Don’t Count on Impeachment from Republicans, redux

On February 15, 2017, I published a post with the title, “Don’t Count on Impeachment from Republicans.” My argument was that, since most Republicans on the House Judiciary Committee voted against articles to impeach Richard Nixon, even as members of the Committee repeatedly read from transcripts of tapes recording conversations in the Oval Office plainly showing that Nixon had conspired with his staff to cover up his 1972 campaign’s connection to the break in at the Watergate hotel that gave the scandal its name — clear evidence of obstruction of justice by the President — it seemed highly unlikely that they would be in any hurry to impeach the so called president, no matter how glaring his crimes might turn out to be.

One of the worst characteristics of conservatives, both the real kind and the faux, U.S. kind, is their blind loyalty to authority. This is the chief reason why it is impossible to be both a good conservative and a good American. Good Americans are very suspicious of authority figures. The United States only exists because of defiance to the authorities at the time. The definition of the presidency in the Constitution reflects this ambivalence. On the one hand, as we keep seeing to our horror with the so called president, the President of the United States wields enormous power within the federal government, nominating judges and hiring the vast array of other federal officials who populate our large, powerful government.

But the President is head of the Executive Branch, which is only one of three branches in the federal government. When appropriate, all knowledgeable persons refer to the three branches as “coequal.” The President can issue executive orders to control how the federal government operates, but only Congress can pass laws, and only judges may interpret laws, as the Donald seems to have discovered to his surprise after one issued a temporary restraining order preventing his Muslim ban from taking effect.

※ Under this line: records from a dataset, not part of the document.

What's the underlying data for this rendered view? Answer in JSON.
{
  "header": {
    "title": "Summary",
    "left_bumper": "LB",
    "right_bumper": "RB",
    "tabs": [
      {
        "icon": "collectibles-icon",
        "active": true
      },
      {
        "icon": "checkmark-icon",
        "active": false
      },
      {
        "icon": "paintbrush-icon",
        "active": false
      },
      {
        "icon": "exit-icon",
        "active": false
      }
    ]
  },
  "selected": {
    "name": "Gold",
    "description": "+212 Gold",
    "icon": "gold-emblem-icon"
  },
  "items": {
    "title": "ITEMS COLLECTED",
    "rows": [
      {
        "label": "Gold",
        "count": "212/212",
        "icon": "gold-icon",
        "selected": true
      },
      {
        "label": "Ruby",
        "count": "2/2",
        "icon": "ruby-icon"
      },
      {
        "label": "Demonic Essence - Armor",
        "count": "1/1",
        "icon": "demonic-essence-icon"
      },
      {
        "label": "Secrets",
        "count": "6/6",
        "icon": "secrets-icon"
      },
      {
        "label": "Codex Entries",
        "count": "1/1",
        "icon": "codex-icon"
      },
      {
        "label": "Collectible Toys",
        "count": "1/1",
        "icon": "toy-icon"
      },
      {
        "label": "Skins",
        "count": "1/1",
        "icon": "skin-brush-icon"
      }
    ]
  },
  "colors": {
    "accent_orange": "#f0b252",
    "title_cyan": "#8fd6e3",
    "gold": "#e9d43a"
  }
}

The Constitution expressly provides that, if the President undergoes trial in the Senate through the impeachment process, the Chief Justice of the Supreme Court shall preside. Chief Justice Rehnquist so served at President Bill Clinton’s impeachment trial.

In February, discussion of impeaching the so called president was highly speculative. Then it came up only because of the resignation of the National Security Advisor, Michael Flynn, who had met with the ambassador from Russia before Trump took office, thus potentially violating federal law, then repeatedly lied about it. This event alone exacerbated existing suspicions about apparent collusion between the Trump campaign and Russians to nefarious ends.

Now, however, evidence of clearly impeachable conduct by the Donald has surfaced, after he fired the Director of the FBI, James Comey. Recent reports indicate that Comey memorialized a conversation with the Donald soon after Flynn resigned in which Trump asked Comey to end his investigation into Flynn’s conduct, and, by implication, Russian contacts with Trump’s campaign more generally.

This is the same crime that resulted in the resignation of Richard Nixon and the impeachment of Bill Clinton.

If obstruction of justice was sufficient to impeach Bill Clinton when the underlying offense was illicit sexual activity with a White House employee, it perforce should be more than enough to justify impeaching the so called President when the underlying offense is trying to stop an FBI investigation into possible collusion between the president’s campaign and foreign agents.

There still seems to be no reason to expect the Republicans, ever concerned only with what they perceive to be their own political advantage, to impeach the Donald.